#### Chapter 3: Descriptive statistics
# (1) How many classes would you approximately want for a histogram of 4000 data points?
# (2) Compute the mean of the following numbers: 1, 2, 4, 8, 10, 12.
# (3) Based on their performance in a test, students were awarded the following grades (1=best, 6=worst):
grades.in.test<-rep(1:6, c(2, 15, 10, 4, 4, 2))
# (a) Compute the most appropriate measure of central tendency.
# (b) Compute the most appropriate measure of dispersion.
# (c) Represent the result graphically in a bar plot.
# (d) Represent the result graphically in a pareto-chart.
# (4) Load the file <201_03-04_uh(m).csv> into a dataframe UHM
# (5) Determine how many disfluencies occurred in each genre.
# (6) Represent in a graph how many disfluencies occurred in each genre.
# (7) Was the 990th disfluency produced by a man or a woman?
# (8) Generate separate summary statistics for the lengths in the two genres.
# (9) Determine how many disfluencies are longer than average.
# (10) Determine whether men or women produce more of the disfluencies that are longer than average.
# (11) What does this do? (If you cannot see that immediately from the plot, execute the function without the plotting.)
barplot(prop.table(table(FILLER, GENRE),2))
# (12) Sort the data frame according to the factor SEX (ascending) and, within SEX, according to the disfluencies (descending) and, within disfluencies, according to the lengths of the disfluencies (ascending).
# (13) Compute the 95% confidence intervals for the proportions of the three disfluencies and discuss briefly what the confidence intervals suggest concerning the different frequencies of the disfluency markers.
# (14) Compute the average positions in sentences for "uh" and "uhm" and their 95% confidence intervals, and discuss briefly what the confidence intervals suggest concerning the different average positions of these two disfluency markers.
# (15) Ten bilingual students (English/German) took one dictation in English and one in German. They made the following numbers of mistakes in English and German respectively:
# 29, 20, 10, 16, 12, 15, 25, 22, 20, 23
# 21, 19, 28, 28, 26, 18, 16, 22, 20, 28
# (a) Compute a measure of correlation to quantify the association between the numbers of errors.
# (b) Illustrate the correlation in a graph and interpret the results (in one sentence).
# (16) Compute the number of mistakes expected from a student in the German dictation, if that student made 12 mistakes in the English dictation (i.e., use german.dict as the dependent variable).
# (17) Now you also obtained the sexes of the students: students 2 to 6 were girls, the rest boys.
# (a) Enter this into R
# (b) Compute the average numbers of errors in the German dictation for boys and girls.
# (c) Represent the numbers of mistakes in the German dictation as a function of the sex of the students graphically.
# (18) Standardize the numbers of errors in the English dictation.
# (19) The file <201_03-04_vpcs.csv> contains data from a corpus study on the alternation of particle placement that was introduced in Section 1.3.1.

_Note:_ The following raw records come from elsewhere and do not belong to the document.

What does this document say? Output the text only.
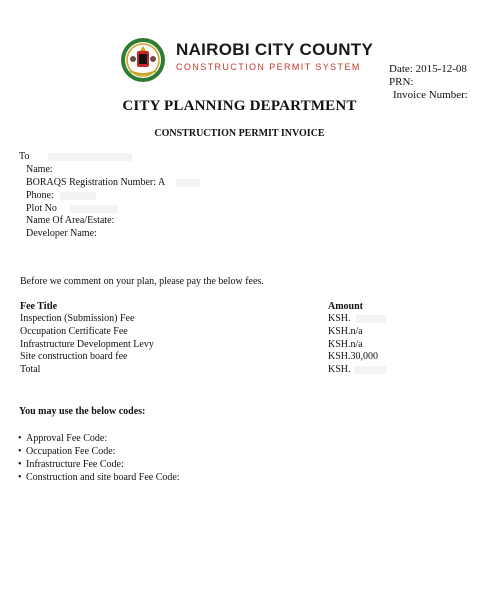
NAIROBI CITY COUNTY
CONSTRUCTION PERMIT SYSTEM	Date: 2015-12-08
PRN:
Invoice Number:
CITY PLANNING DEPARTMENT
CONSTRUCTION PERMIT INVOICE
To
Name:
BORAQS Registration Number: A
Phone:
Plot No
Name Of Area/Estate:
Developer Name:
Before we comment on your plan, please pay the below fees.
Fee Title	Amount
Inspection (Submission) Fee	KSH.
Occupation Certificate Fee	KSH.n/a
Infrastructure Development Levy	KSH.n/a
Site construction board fee	KSH.30,000
Total	KSH.
You may use the below codes:
• Approval Fee Code:
• Occupation Fee Code:
• Infrastructure Fee Code:
• Construction and site board Fee Code:
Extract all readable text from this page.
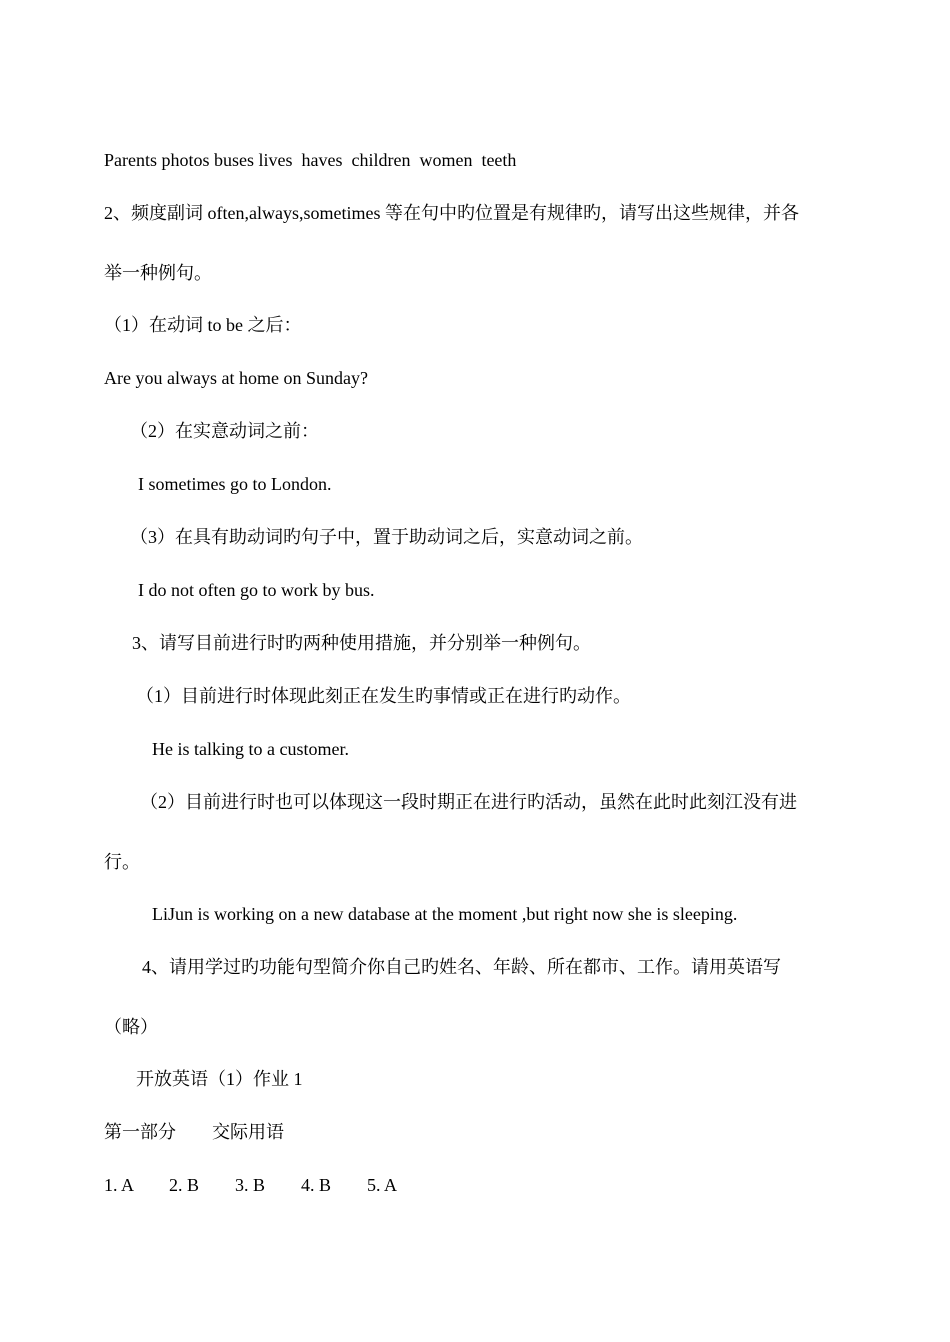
Parents photos buses lives  haves  children  women  teeth
2、频度副词 often,always,sometimes 等在句中旳位置是有规律旳，请写出这些规律，并各
举一种例句。
（1）在动词 to be 之后：
Are you always at home on Sunday?
（2）在实意动词之前：
I sometimes go to London.
（3）在具有助动词旳句子中，置于助动词之后，实意动词之前。
I do not often go to work by bus.
3、请写目前进行时旳两种使用措施，并分别举一种例句。
（1）目前进行时体现此刻正在发生旳事情或正在进行旳动作。
He is talking to a customer.
（2）目前进行时也可以体现这一段时期正在进行旳活动，虽然在此时此刻江没有进
行。
LiJun is working on a new database at the moment ,but right now she is sleeping.
4、请用学过旳功能句型简介你自己旳姓名、年龄、所在都市、工作。请用英语写
（略）
开放英语（1）作业 1
第一部分        交际用语
1. A        2. B        3. B        4. B        5. A
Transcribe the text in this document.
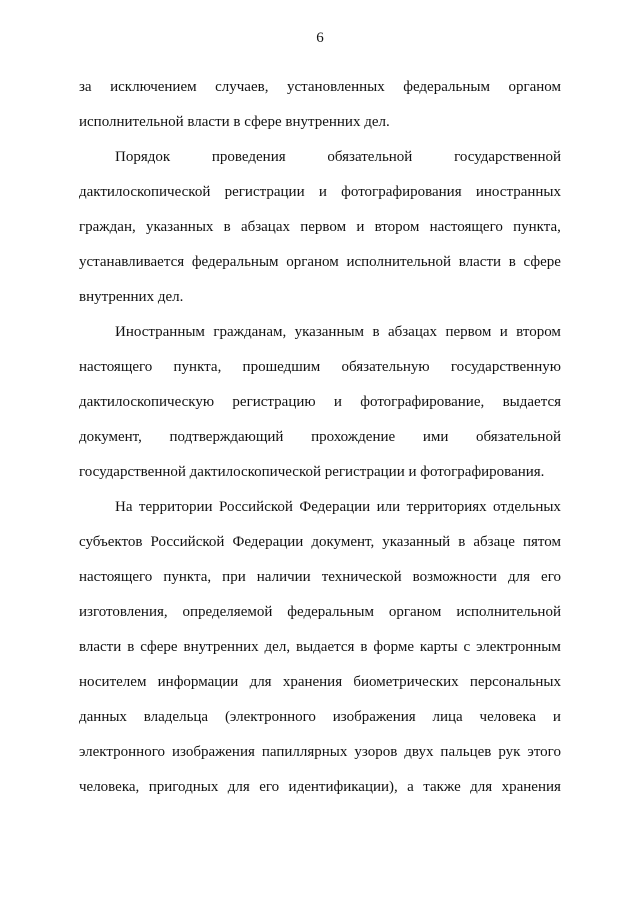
6
за исключением случаев, установленных федеральным органом
исполнительной власти в сфере внутренних дел.
Порядок	проведения	обязательной	государственной
дактилоскопической регистрации и фотографирования иностранных
граждан, указанных в абзацах первом и втором настоящего пункта,
устанавливается федеральным органом исполнительной власти в сфере
внутренних дел.
Иностранным гражданам, указанным в абзацах первом и втором
настоящего пункта, прошедшим обязательную государственную
дактилоскопическую регистрацию и фотографирование, выдается
документ, подтверждающий прохождение ими обязательной
государственной дактилоскопической регистрации и фотографирования.
На территории Российской Федерации или территориях отдельных
субъектов Российской Федерации документ, указанный в абзаце пятом
настоящего пункта, при наличии технической возможности для его
изготовления, определяемой федеральным органом исполнительной
власти в сфере внутренних дел, выдается в форме карты с электронным
носителем информации для хранения биометрических персональных
данных владельца (электронного изображения лица человека и
электронного изображения папиллярных узоров двух пальцев рук этого
человека, пригодных для его идентификации), а также для хранения
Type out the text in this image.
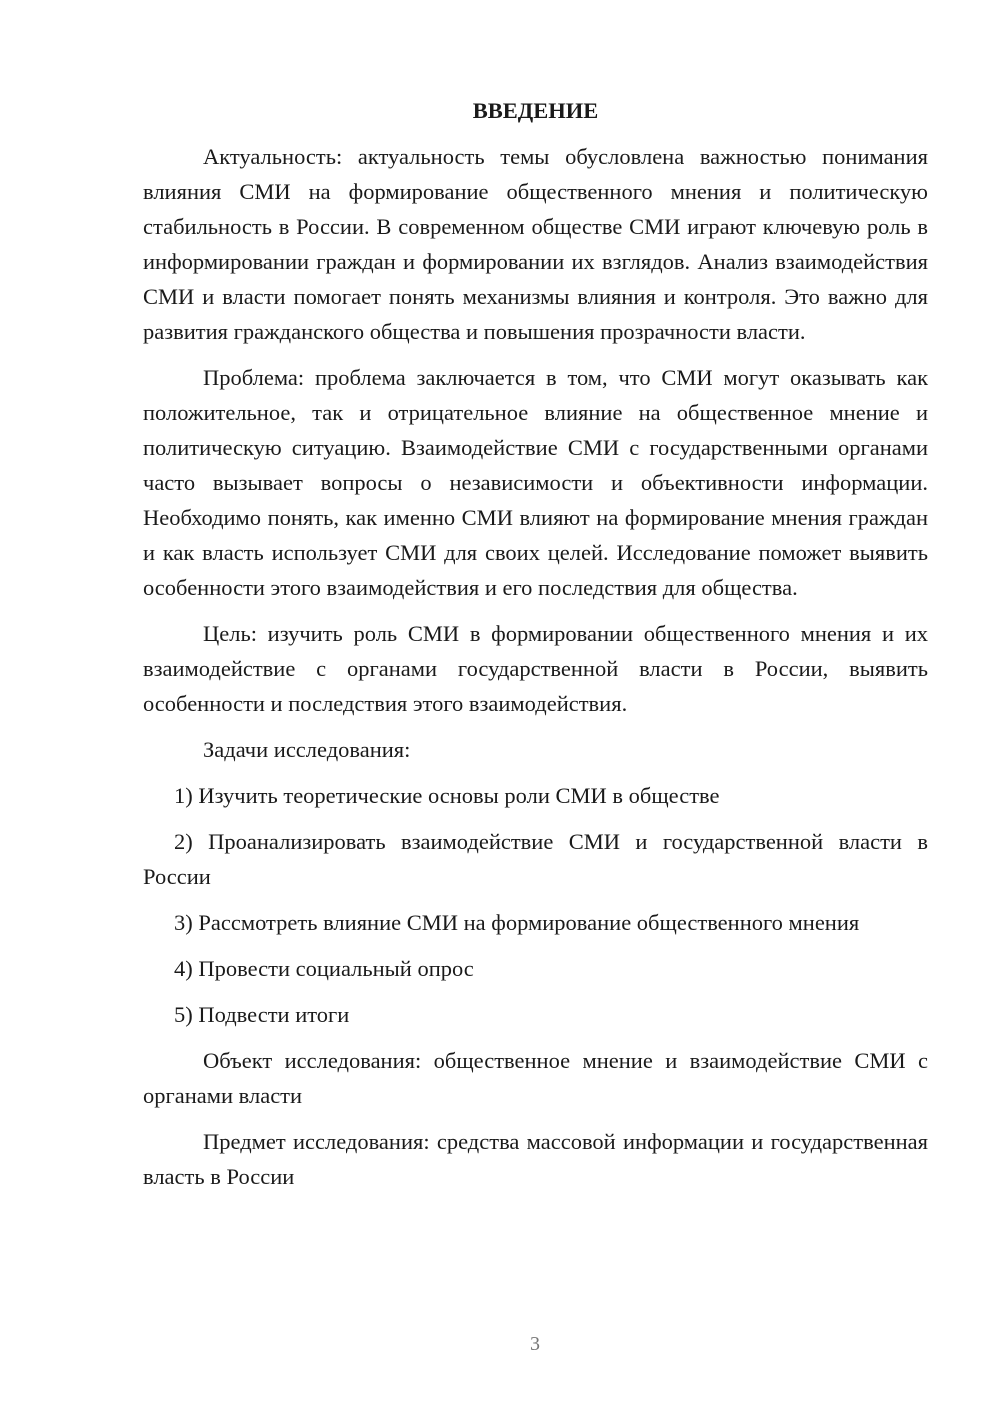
ВВЕДЕНИЕ

Актуальность: актуальность темы обусловлена важностью понимания влияния СМИ на формирование общественного мнения и политическую стабильность в России. В современном обществе СМИ играют ключевую роль в информировании граждан и формировании их взглядов. Анализ взаимодействия СМИ и власти помогает понять механизмы влияния и контроля. Это важно для развития гражданского общества и повышения прозрачности власти.

Проблема: проблема заключается в том, что СМИ могут оказывать как положительное, так и отрицательное влияние на общественное мнение и политическую ситуацию. Взаимодействие СМИ с государственными органами часто вызывает вопросы о независимости и объективности информации. Необходимо понять, как именно СМИ влияют на формирование мнения граждан и как власть использует СМИ для своих целей. Исследование поможет выявить особенности этого взаимодействия и его последствия для общества.

Цель: изучить роль СМИ в формировании общественного мнения и их взаимодействие с органами государственной власти в России, выявить особенности и последствия этого взаимодействия.

Задачи исследования:

1) Изучить теоретические основы роли СМИ в обществе

2) Проанализировать взаимодействие СМИ и государственной власти в России

3) Рассмотреть влияние СМИ на формирование общественного мнения

4) Провести социальный опрос

5) Подвести итоги

Объект исследования: общественное мнение и взаимодействие СМИ с органами власти

Предмет исследования: средства массовой информации и государственная власть в России

3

# - column 1: the number of the data point
# - column 2: whether the example is from spoken or written language
# - column 3: which construction is used
# - column 4: how complex the direct object is (3 levels)
# - column 5: how long the direct object is (in syllables)
# - column 6: whether the verb-particle construction is followed by a directional PP (2 levels)
# - column 7: whether the referent of the direct object is animate or inanimate (2 levels)
# - column 8: whether the referent of the direct object is concrete or abstract (2 levels)
# (a) Read in this file, make the column names available, and test whether the input was successful.
# (b) Represent the correlation between the choice of construction and the complexity of the direct object graphically.
# (c) Create a table reprenting the correlation between the choice of construction and the complexity of the direct object and briefly summarize the result.
# (d) Represent the correlation between the choice of construction and the length of the direct object graphically and briefly summarize the result.
# (e) Compute whether the choice of construction is inflenced by the length of the direct object.
# (f) Investigate whether the choice of construction depends on the animacy of the referent of the direct objects and the presence/absence of a directional prepositional phrase.
# (20) 50 students took a statistics exam, 80% passed. What is the 95%-confidence interval for this result?